The research paper outlines ten possible solutions, ranging from increased education to changes in insurance or mortgage laws. Addressing the issue of ever-escalating fire suppression expenses could achieve a number of related public policy goals: fiscal responsibility, a fairer and more equitable distribution of costs among those benefiting from wildfire protection, and increased safety for future homeowners and wildland firefighters.
Even though less than four percent of homes in the West are located within this wildland-urban interface (WUI), a number of studies have show that these residences are a significant contributor to the rising costs of fighting wildfires.
Yet, the cost of protecting these homes is spread among all taxpayers and little has been done to address the pace, scale and pattern of development in the WUI. In this context, the current approach to fire suppression has perverse incentives and lacks accountability. People who develop in forested areas, and local governments that allow such new subdivisions, do not pay their share of fire fighting costs. The majority of firefighting expenses instead are paid by the Forest Service, BLM, and the Federal Emergency Management Agency.
Across the West today, only 14 percent of forested private lands near fire-prone public lands has homes on it. Using Montana as a case study, Headwaters Economics found protecting the average home from a wildfire event costs roughly $8,000. Statewide, the cost of protecting homes from forest fires averages $28 million annually.

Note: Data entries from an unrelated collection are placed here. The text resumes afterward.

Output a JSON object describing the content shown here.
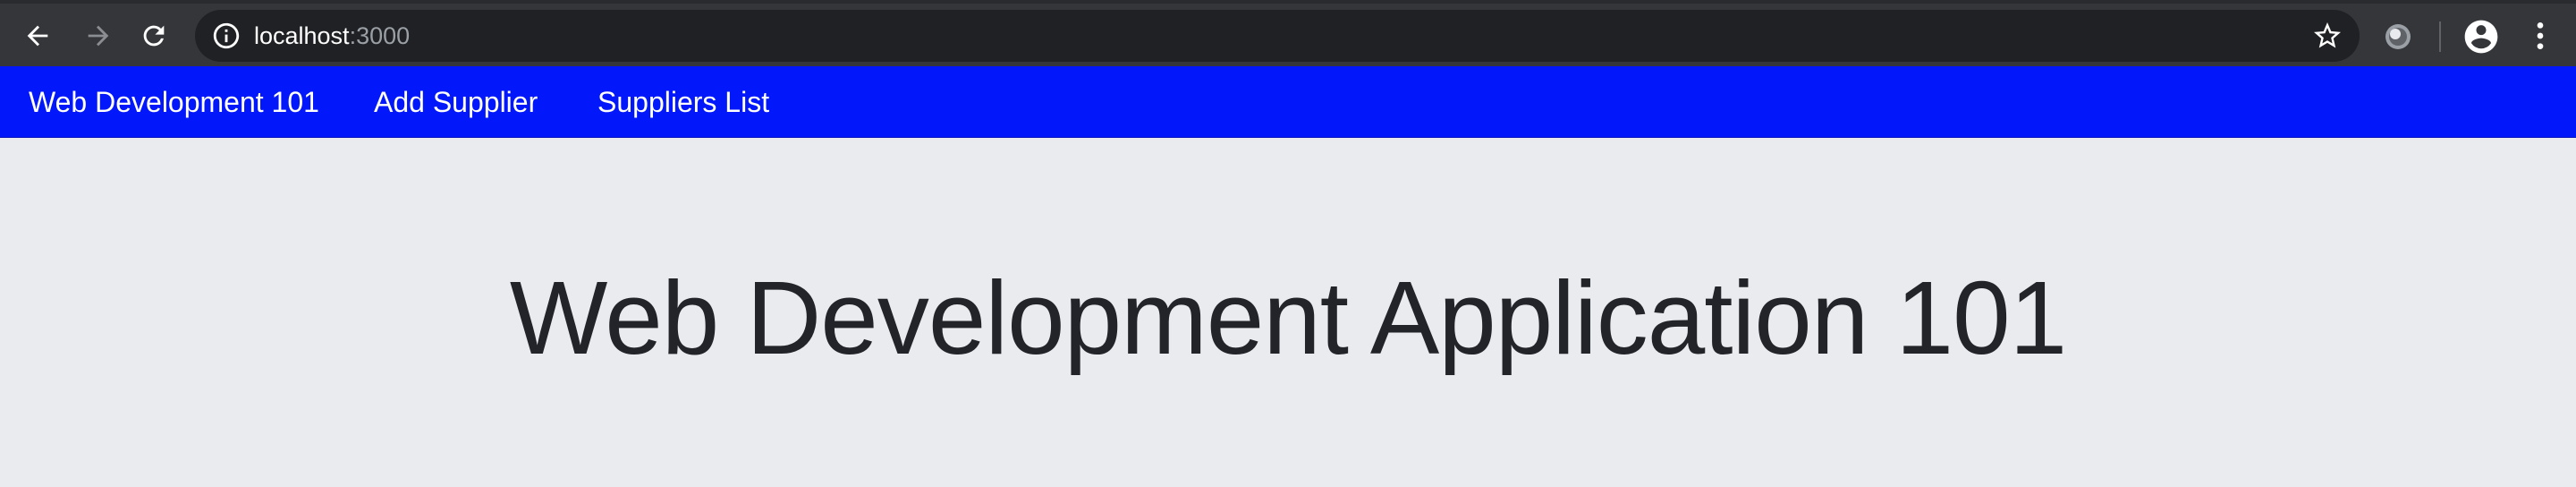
{
  "browser": {
    "url_host": "localhost",
    "url_port": ":3000",
    "icons": {
      "back": "arrow-left-icon",
      "forward": "arrow-right-icon",
      "reload": "reload-icon",
      "info": "info-icon",
      "bookmark": "star-icon",
      "extension": "extension-icon",
      "profile": "account-circle-icon",
      "menu": "more-vert-icon"
    }
  },
  "navbar": {
    "brand": "Web Development 101",
    "links": [
      {
        "label": "Add Supplier"
      },
      {
        "label": "Suppliers List"
      }
    ],
    "background": "#0318fa"
  },
  "main": {
    "title": "Web Development Application 101"
  },
  "colors": {
    "toolbar": "#35363a",
    "omnibox": "#202124",
    "page_background": "#e9ebef",
    "title_text": "#222429"
  }
}
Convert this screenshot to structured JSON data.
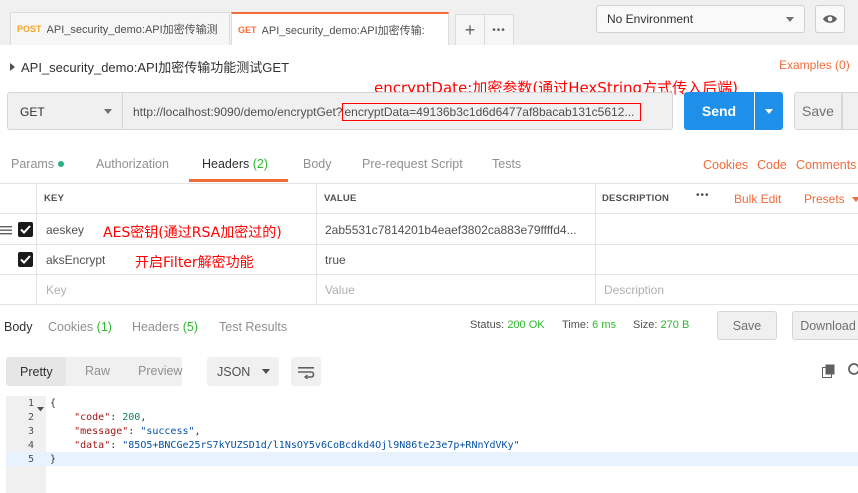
{
  "tabs": [
    {
      "method": "POST",
      "label": "API_security_demo:API加密传输测"
    },
    {
      "method": "GET",
      "label": "API_security_demo:API加密传输:"
    }
  ],
  "tab_actions": {
    "add": "+",
    "more": "•••"
  },
  "environment": {
    "selected": "No Environment"
  },
  "request": {
    "title": "API_security_demo:API加密传输功能测试GET",
    "examples": "Examples (0)",
    "method": "GET",
    "url_base": "http://localhost:9090/demo/encryptGet?",
    "url_param": "encryptData=49136b3c1d6d6477af8bacab131c5612...",
    "send": "Send",
    "save": "Save"
  },
  "annotations": {
    "url": "encryptDate:加密参数(通过HexString方式传入后端)",
    "aeskey": "AES密钥(通过RSA加密过的)",
    "filter": "开启Filter解密功能"
  },
  "request_tabs": {
    "params": "Params",
    "authorization": "Authorization",
    "headers": "Headers",
    "headers_count": "(2)",
    "body": "Body",
    "prerequest": "Pre-request Script",
    "tests": "Tests",
    "cookies": "Cookies",
    "code": "Code",
    "comments": "Comments"
  },
  "headers_table": {
    "columns": {
      "key": "KEY",
      "value": "VALUE",
      "description": "DESCRIPTION"
    },
    "more": "•••",
    "bulk_edit": "Bulk Edit",
    "presets": "Presets",
    "rows": [
      {
        "key": "aeskey",
        "value": "2ab5531c7814201b4eaef3802ca883e79ffffd4..."
      },
      {
        "key": "aksEncrypt",
        "value": "true"
      }
    ],
    "placeholders": {
      "key": "Key",
      "value": "Value",
      "description": "Description"
    }
  },
  "response": {
    "tabs": {
      "body": "Body",
      "cookies": "Cookies",
      "cookies_count": "(1)",
      "headers": "Headers",
      "headers_count": "(5)",
      "tests": "Test Results"
    },
    "status_label": "Status:",
    "status": "200 OK",
    "time_label": "Time:",
    "time": "6 ms",
    "size_label": "Size:",
    "size": "270 B",
    "save": "Save",
    "download": "Download",
    "formats": {
      "pretty": "Pretty",
      "raw": "Raw",
      "preview": "Preview",
      "type": "JSON"
    },
    "line_numbers": [
      "1",
      "2",
      "3",
      "4",
      "5"
    ],
    "body": {
      "code_key": "\"code\"",
      "code_val": "200",
      "message_key": "\"message\"",
      "message_val": "\"success\"",
      "data_key": "\"data\"",
      "data_val": "\"85O5+BNCGe25rS7kYUZSD1d/l1NsOY5v6CoBcdkd4Ojl9N86te23e7p+RNnYdVKy\""
    }
  },
  "colors": {
    "accent": "#f26b3a",
    "send": "#1e90ea",
    "success": "#2eb82e",
    "annotation": "#ff0000"
  }
}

If development on private land near fire-prone forests continues, costs associated with home protection likely will rise to $40 million by 2025.
Climate change would increase costs even further. A one-degree increase in average summer temperatures in Montana would at least double home protection costs, and the combination of additional development and hotter summers could push the average annual cost of protecting homes from forest fires to exceed $80 million by 2025.

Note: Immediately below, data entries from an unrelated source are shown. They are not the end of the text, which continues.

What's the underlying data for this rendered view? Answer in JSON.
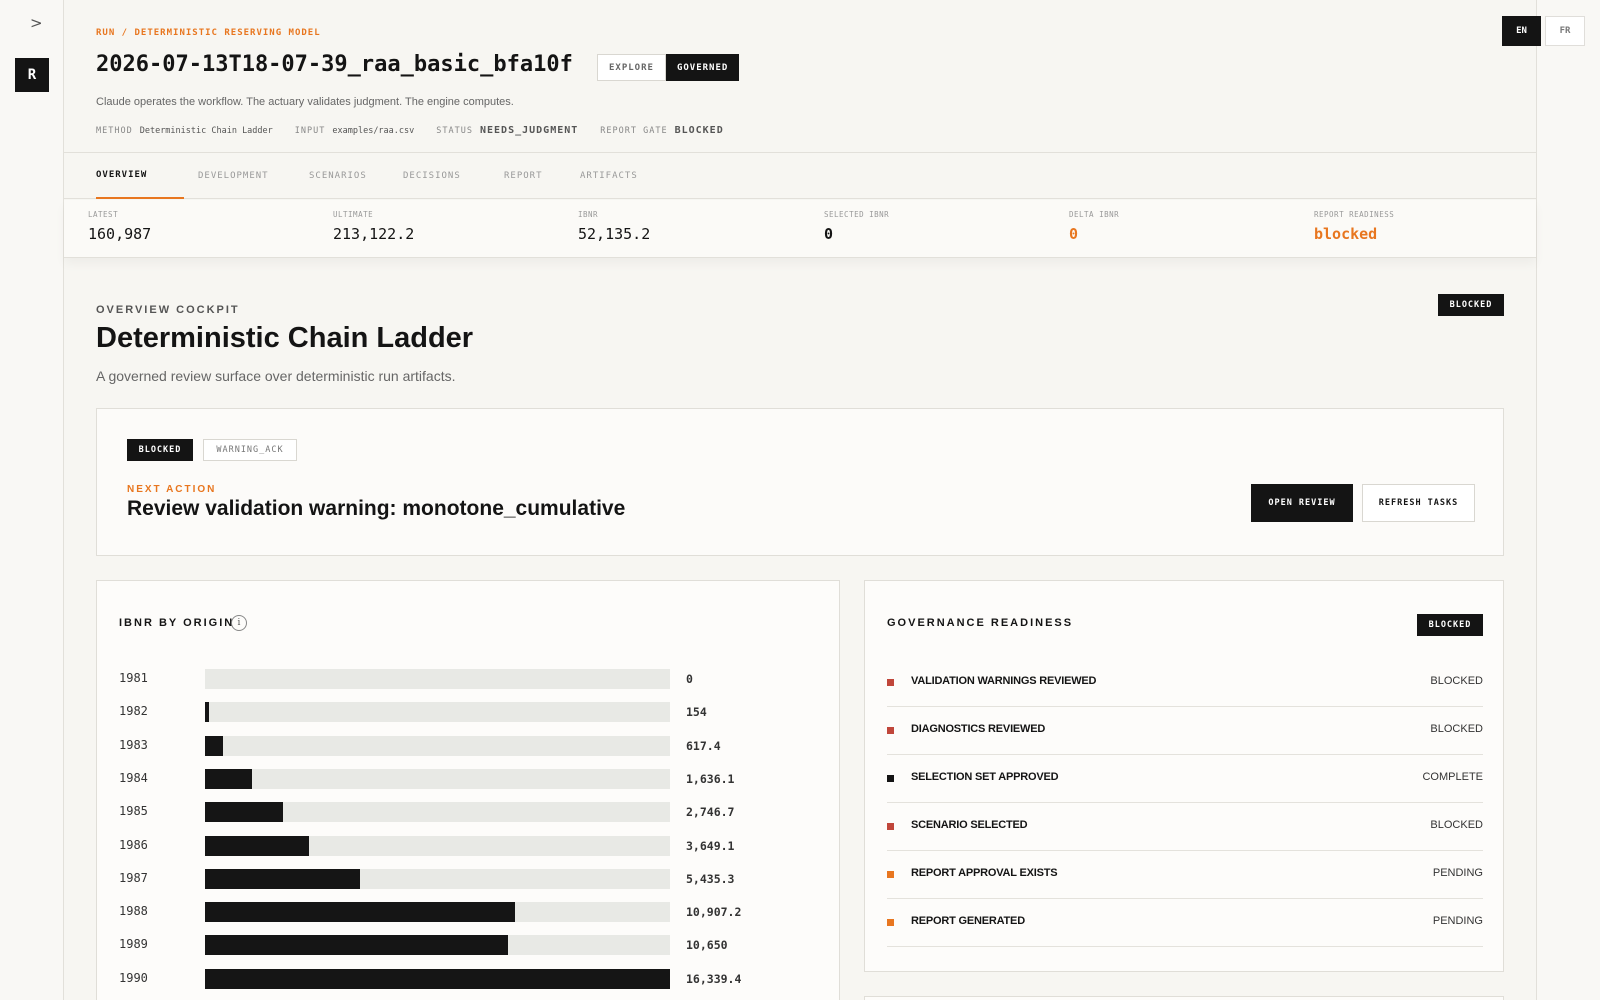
{
  "nav": {
    "expand": ">",
    "logo": "R"
  },
  "lang": {
    "en": "EN",
    "fr": "FR"
  },
  "header": {
    "breadcrumb": "RUN / DETERMINISTIC RESERVING MODEL",
    "run_id": "2026-07-13T18-07-39_raa_basic_bfa10f",
    "mode_explore": "EXPLORE",
    "mode_governed": "GOVERNED",
    "tagline": "Claude operates the workflow. The actuary validates judgment. The engine computes.",
    "meta": {
      "method_label": "METHOD",
      "method_value": "Deterministic Chain Ladder",
      "input_label": "INPUT",
      "input_value": "examples/raa.csv",
      "status_label": "STATUS",
      "status_value": "NEEDS_JUDGMENT",
      "gate_label": "REPORT GATE",
      "gate_value": "BLOCKED"
    }
  },
  "tabs": [
    "OVERVIEW",
    "DEVELOPMENT",
    "SCENARIOS",
    "DECISIONS",
    "REPORT",
    "ARTIFACTS"
  ],
  "kpis": [
    {
      "label": "LATEST",
      "value": "160,987"
    },
    {
      "label": "ULTIMATE",
      "value": "213,122.2"
    },
    {
      "label": "IBNR",
      "value": "52,135.2"
    },
    {
      "label": "SELECTED IBNR",
      "value": "0"
    },
    {
      "label": "DELTA IBNR",
      "value": "0"
    },
    {
      "label": "REPORT READINESS",
      "value": "blocked"
    }
  ],
  "overview": {
    "label": "OVERVIEW COCKPIT",
    "title": "Deterministic Chain Ladder",
    "subtitle": "A governed review surface over deterministic run artifacts.",
    "badge": "BLOCKED"
  },
  "next_action": {
    "badge_blocked": "BLOCKED",
    "badge_warning": "WARNING_ACK",
    "label": "NEXT ACTION",
    "title": "Review validation warning: monotone_cumulative",
    "open_review": "OPEN REVIEW",
    "refresh_tasks": "REFRESH TASKS"
  },
  "chart_data": {
    "type": "bar",
    "title": "IBNR BY ORIGIN",
    "categories": [
      "1981",
      "1982",
      "1983",
      "1984",
      "1985",
      "1986",
      "1987",
      "1988",
      "1989",
      "1990"
    ],
    "values": [
      0,
      154,
      617.4,
      1636.1,
      2746.7,
      3649.1,
      5435.3,
      10907.2,
      10650,
      16339.4
    ],
    "labels": [
      "0",
      "154",
      "617.4",
      "1,636.1",
      "2,746.7",
      "3,649.1",
      "5,435.3",
      "10,907.2",
      "10,650",
      "16,339.4"
    ],
    "xlim": [
      0,
      16339.4
    ],
    "orientation": "horizontal",
    "colors": {
      "bar": "#151515",
      "track": "#e8e9e5"
    }
  },
  "governance": {
    "title": "GOVERNANCE READINESS",
    "badge": "BLOCKED",
    "items": [
      {
        "label": "VALIDATION WARNINGS REVIEWED",
        "status": "BLOCKED",
        "color": "#c0463a"
      },
      {
        "label": "DIAGNOSTICS REVIEWED",
        "status": "BLOCKED",
        "color": "#c0463a"
      },
      {
        "label": "SELECTION SET APPROVED",
        "status": "COMPLETE",
        "color": "#141414"
      },
      {
        "label": "SCENARIO SELECTED",
        "status": "BLOCKED",
        "color": "#c0463a"
      },
      {
        "label": "REPORT APPROVAL EXISTS",
        "status": "PENDING",
        "color": "#e8761f"
      },
      {
        "label": "REPORT GENERATED",
        "status": "PENDING",
        "color": "#e8761f"
      }
    ]
  }
}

“Unless we address one of the root causes of the problem—home building in wildfire prone areas—the costs of fighting forest fires will continue to escalate,” noted Rasker.

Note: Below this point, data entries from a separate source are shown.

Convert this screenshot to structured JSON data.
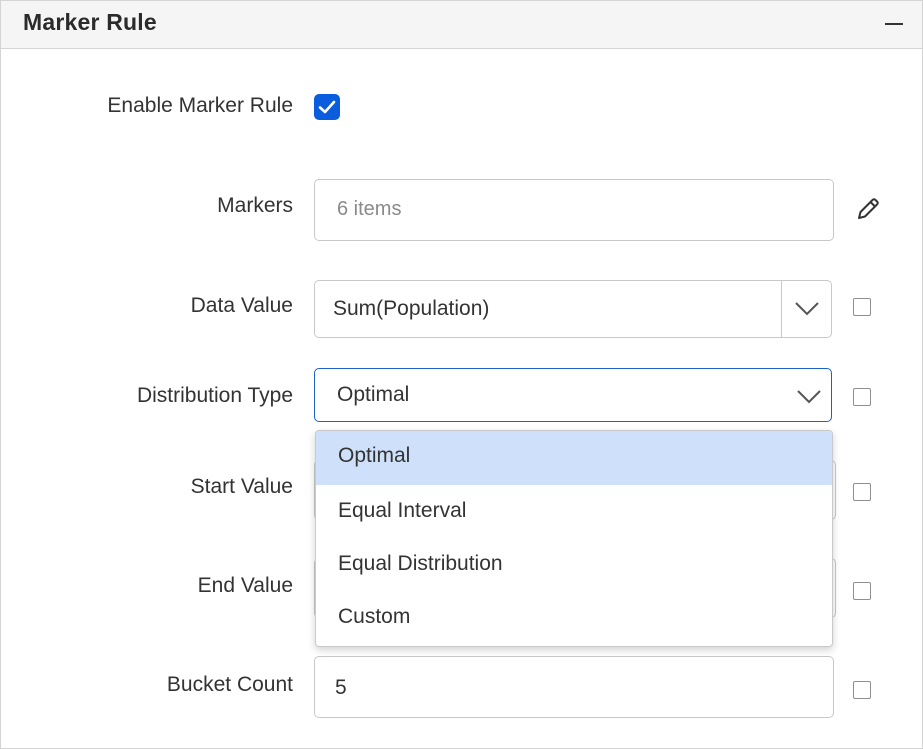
{
  "panel": {
    "title": "Marker Rule"
  },
  "enable": {
    "label": "Enable Marker Rule",
    "checked": true
  },
  "markers": {
    "label": "Markers",
    "placeholder": "6 items"
  },
  "data_value": {
    "label": "Data Value",
    "value": "Sum(Population)"
  },
  "distribution_type": {
    "label": "Distribution Type",
    "value": "Optimal",
    "options": [
      "Optimal",
      "Equal Interval",
      "Equal Distribution",
      "Custom"
    ],
    "selected_index": 0
  },
  "start_value": {
    "label": "Start Value"
  },
  "end_value": {
    "label": "End Value"
  },
  "bucket_count": {
    "label": "Bucket Count",
    "value": "5"
  },
  "colors": {
    "accent": "#0a5ede",
    "selected_option_bg": "#cfe0fb",
    "focus_border": "#1f5fc9"
  },
  "icons": [
    "minus-icon",
    "checkmark-icon",
    "pencil-icon",
    "chevron-down-icon"
  ]
}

The report outlines ten possible solutions. Headwaters Economics does not advocate one solution over another. Rather, all are presented, with background, to explain how each idea could work along with its pros and cons.
1. MAPPING: Publish maps identifying areas with high probability of wildland fires;
2. EDUCATION: Increase awareness of the financial consequences of home building in fire-prone areas;
3. REDIRECT FEDERAL AID TOWARD LAND USE PLANNING: Provide technical assistance and financial incentives to help local governments direct future development away from the wildland-urban interface;
4. COST SHARE AGREEMENTS: Add incentives for counties to sign agreements that share the costs of wildland firefighting between local and federal entities;
5. LAND ACQUISITION: Purchase lands or easements on lands that are fire-prone and at risk of conversion to development;
6. A NATIONAL FIRE INSURANCE AND MORTGAGE PROGRAM: Apply lessons from efforts to prevent development in floodplains;
7. INSURANCE: Allow insurance companies to charge higher premiums in fire-prone areas;
8. ZONING: Limit development in the wildland-urban Interface with local planning and zoning ordinances;
9. ELIMINATE MORTGAGE INTEREST DEDUCTIONS: Eliminate home interest mortgage deductions for new homes in the wildland-urban interface;
10. REDUCE FEDERAL FIREFIGHTING BUDGETS: Induce federal land managers to shift more of the cost of wildland firefighting to local governments.